With this, a structural induction comes in handy: to prove claim $\forall x.\;R(x)\Rightarrow A(x)$, it’s sufficient to prove, for each definition clause $(*)$, that $\phi\wedge A(t_1)\wedge A(t_2)\wedge\ldots\wedge A(t_n)\Rightarrow A(t)$, where $t_1,\ldots,t_n,t$ are exactly what they are in that clause.
This kind of induction is founded on ordinary mathematical induction for $\mathbb N$ applied with respect to proof length/depth, and it’s less verbose to justify it once somewhere, and then use it all the way instead—as I’ll do below.

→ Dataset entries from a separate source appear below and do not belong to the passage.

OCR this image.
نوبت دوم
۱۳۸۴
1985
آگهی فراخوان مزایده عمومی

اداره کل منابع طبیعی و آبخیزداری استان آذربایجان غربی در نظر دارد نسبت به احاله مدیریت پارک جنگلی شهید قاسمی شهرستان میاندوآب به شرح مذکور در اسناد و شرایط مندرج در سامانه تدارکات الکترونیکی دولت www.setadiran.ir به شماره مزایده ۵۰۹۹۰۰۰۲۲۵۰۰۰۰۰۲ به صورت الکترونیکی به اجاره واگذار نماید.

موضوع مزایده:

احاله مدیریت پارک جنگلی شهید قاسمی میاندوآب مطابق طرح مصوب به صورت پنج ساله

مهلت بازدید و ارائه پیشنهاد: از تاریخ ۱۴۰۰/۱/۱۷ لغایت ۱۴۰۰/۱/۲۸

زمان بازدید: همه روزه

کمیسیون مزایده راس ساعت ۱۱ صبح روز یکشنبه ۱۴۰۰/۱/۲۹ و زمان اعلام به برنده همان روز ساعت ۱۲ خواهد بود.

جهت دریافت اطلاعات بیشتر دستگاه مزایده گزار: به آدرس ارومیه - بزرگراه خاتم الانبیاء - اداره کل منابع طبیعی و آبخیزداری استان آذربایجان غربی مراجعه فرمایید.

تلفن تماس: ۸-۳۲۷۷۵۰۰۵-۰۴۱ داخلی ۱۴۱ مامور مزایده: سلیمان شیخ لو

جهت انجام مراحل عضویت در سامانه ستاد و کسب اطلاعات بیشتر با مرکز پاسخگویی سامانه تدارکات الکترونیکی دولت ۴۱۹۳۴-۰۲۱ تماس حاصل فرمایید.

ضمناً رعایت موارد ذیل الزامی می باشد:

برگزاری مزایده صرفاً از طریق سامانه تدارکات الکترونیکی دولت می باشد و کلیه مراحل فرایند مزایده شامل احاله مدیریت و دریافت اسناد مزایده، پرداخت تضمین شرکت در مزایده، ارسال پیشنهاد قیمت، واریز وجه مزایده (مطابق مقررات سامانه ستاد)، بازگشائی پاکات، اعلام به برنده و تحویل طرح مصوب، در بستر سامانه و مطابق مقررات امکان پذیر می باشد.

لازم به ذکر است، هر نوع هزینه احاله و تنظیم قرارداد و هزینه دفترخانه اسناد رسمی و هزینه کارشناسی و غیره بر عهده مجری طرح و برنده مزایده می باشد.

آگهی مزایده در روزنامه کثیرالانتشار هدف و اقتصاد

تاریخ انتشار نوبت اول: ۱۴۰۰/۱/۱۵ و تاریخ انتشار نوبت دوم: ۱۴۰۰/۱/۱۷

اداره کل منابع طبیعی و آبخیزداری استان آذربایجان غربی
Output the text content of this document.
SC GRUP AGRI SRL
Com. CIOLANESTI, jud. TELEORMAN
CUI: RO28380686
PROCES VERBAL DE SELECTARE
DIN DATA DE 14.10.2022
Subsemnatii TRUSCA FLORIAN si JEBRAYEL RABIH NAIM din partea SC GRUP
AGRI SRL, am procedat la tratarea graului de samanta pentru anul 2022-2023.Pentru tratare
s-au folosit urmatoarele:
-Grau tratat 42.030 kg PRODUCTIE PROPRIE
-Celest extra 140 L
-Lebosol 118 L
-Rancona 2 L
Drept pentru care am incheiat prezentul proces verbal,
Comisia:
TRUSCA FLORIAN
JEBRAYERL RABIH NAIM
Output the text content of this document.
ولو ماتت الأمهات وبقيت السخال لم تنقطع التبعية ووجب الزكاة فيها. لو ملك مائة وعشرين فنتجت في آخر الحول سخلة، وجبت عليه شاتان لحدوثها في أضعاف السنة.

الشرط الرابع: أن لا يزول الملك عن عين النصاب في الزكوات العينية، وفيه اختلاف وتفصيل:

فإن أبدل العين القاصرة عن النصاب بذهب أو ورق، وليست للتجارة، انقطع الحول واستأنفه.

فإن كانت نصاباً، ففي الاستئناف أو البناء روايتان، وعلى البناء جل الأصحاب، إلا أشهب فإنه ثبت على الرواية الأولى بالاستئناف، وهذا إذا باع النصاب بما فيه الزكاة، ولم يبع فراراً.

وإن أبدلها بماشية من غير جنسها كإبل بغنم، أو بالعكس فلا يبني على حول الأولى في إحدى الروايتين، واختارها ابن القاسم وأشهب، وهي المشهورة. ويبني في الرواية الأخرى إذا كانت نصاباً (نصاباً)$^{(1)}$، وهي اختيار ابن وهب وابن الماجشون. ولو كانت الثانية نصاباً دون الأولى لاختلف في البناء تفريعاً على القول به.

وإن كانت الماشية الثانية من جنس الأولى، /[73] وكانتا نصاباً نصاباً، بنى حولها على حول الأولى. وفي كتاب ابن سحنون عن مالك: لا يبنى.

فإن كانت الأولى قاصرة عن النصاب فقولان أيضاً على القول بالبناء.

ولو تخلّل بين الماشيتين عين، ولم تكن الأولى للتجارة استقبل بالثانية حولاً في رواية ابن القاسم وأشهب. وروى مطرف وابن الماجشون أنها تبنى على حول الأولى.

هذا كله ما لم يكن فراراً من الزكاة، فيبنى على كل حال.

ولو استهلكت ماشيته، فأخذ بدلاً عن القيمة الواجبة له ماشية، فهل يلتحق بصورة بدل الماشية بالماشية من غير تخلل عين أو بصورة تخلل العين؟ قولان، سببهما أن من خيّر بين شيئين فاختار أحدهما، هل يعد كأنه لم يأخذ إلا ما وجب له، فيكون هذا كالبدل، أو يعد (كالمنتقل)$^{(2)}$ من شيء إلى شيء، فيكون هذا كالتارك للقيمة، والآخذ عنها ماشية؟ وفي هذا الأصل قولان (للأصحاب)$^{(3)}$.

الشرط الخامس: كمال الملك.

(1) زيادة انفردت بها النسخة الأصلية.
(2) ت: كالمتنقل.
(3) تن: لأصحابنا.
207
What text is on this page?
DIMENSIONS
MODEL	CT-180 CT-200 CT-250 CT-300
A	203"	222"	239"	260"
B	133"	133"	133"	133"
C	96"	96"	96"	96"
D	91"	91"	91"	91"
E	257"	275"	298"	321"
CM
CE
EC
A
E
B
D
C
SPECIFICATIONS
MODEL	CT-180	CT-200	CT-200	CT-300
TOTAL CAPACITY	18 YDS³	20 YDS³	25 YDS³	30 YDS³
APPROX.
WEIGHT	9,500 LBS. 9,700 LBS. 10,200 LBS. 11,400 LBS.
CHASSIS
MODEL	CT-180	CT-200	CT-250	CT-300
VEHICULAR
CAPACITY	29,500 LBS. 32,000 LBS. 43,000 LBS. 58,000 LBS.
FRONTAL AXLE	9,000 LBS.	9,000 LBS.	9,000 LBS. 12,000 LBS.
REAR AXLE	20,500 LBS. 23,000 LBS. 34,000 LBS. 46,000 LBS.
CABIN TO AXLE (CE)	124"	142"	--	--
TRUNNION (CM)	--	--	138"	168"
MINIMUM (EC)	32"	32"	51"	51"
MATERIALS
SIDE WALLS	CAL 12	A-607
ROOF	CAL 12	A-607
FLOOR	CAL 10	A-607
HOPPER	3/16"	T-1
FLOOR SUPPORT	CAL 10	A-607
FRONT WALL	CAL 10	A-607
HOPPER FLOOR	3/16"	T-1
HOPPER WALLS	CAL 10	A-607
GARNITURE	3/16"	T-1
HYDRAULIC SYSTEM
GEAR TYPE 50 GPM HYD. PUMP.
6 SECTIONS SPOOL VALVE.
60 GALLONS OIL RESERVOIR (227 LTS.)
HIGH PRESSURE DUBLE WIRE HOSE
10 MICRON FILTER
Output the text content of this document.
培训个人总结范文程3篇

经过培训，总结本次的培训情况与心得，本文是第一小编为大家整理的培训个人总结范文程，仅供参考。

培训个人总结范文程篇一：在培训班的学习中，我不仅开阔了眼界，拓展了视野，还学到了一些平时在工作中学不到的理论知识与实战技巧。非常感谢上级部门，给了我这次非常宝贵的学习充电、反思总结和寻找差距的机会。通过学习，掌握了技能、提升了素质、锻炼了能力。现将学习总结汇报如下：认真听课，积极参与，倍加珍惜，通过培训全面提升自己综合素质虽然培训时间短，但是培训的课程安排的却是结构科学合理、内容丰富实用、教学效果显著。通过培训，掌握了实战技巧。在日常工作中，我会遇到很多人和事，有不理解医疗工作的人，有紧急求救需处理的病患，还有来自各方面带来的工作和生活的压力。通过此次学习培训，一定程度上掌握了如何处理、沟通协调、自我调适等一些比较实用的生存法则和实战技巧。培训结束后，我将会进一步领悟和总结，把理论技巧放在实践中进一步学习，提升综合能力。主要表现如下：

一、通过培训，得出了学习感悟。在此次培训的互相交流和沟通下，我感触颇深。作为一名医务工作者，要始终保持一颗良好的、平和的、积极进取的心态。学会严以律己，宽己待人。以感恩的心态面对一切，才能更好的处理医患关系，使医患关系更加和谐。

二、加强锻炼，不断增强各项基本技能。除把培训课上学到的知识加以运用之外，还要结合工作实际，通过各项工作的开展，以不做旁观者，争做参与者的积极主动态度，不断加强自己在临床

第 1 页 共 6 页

In your case, we have clauses
C1. $M\twoheadrightarrow_{\beta} M$;
C2. $M\to_\beta N\Rightarrow M\twoheadrightarrow_{\beta} N$;
C3. $M\twoheadrightarrow_{\beta} N\wedge N\twoheadrightarrow_{\beta} L\Rightarrow M\twoheadrightarrow_{\beta} L$.
The structural induction proof of compatibility of $\twoheadrightarrow_{\beta}$ then is as follows:
Show that $ZM\twoheadrightarrow_{\beta} ZM$, $MZ\twoheadrightarrow_{\beta} MZ$, $(\lambda x.M)\twoheadrightarrow_{\beta} (\lambda x.M)$.
C1 three times, done.
Show that, if $M\to_\beta N$, then $ZM\twoheadrightarrow_{\beta} ZN$, $MZ\twoheadrightarrow_{\beta} NZ$, $(\lambda x.M)\twoheadrightarrow_{\beta} (\lambda x.N)$.
By compatibility of $\to_\beta$, we’ve got $ZM\to_\beta ZN$, $MZ\to_\beta NZ$, $(\lambda x.M)\to_\beta (\lambda x.N)$. Applying C2 to these, we’re done with this case.
(Now we actually have premises with $\twoheadrightarrow_{\beta}$ in them, hooray!) Show that, if
(a) $ZM\twoheadrightarrow_{\beta} ZN$, $MZ\twoheadrightarrow_{\beta} NZ$, $(\lambda x.M)\twoheadrightarrow_{\beta} (\lambda x.N)$, and
(b) $ZN\twoheadrightarrow_{\beta} ZL$, $NZ\twoheadrightarrow_{\beta} LZ$, $(\lambda x.N)\twoheadrightarrow_{\beta} (\lambda x.L)$, then
(c) $ZM\twoheadrightarrow_{\beta} ZL$, $MZ\twoheadrightarrow_{\beta} LZ$, $(\lambda x.M)\twoheadrightarrow_{\beta} (\lambda x.L)$.
Here we apply C3 for corresponding statements of (a) and (b) to get each statement of (c).
And that’s it, now we know for sure $\beta$-reduction is compatible! (Well, I liked a sketch in your comment more, but for the sake of clarity, this all had to be done.)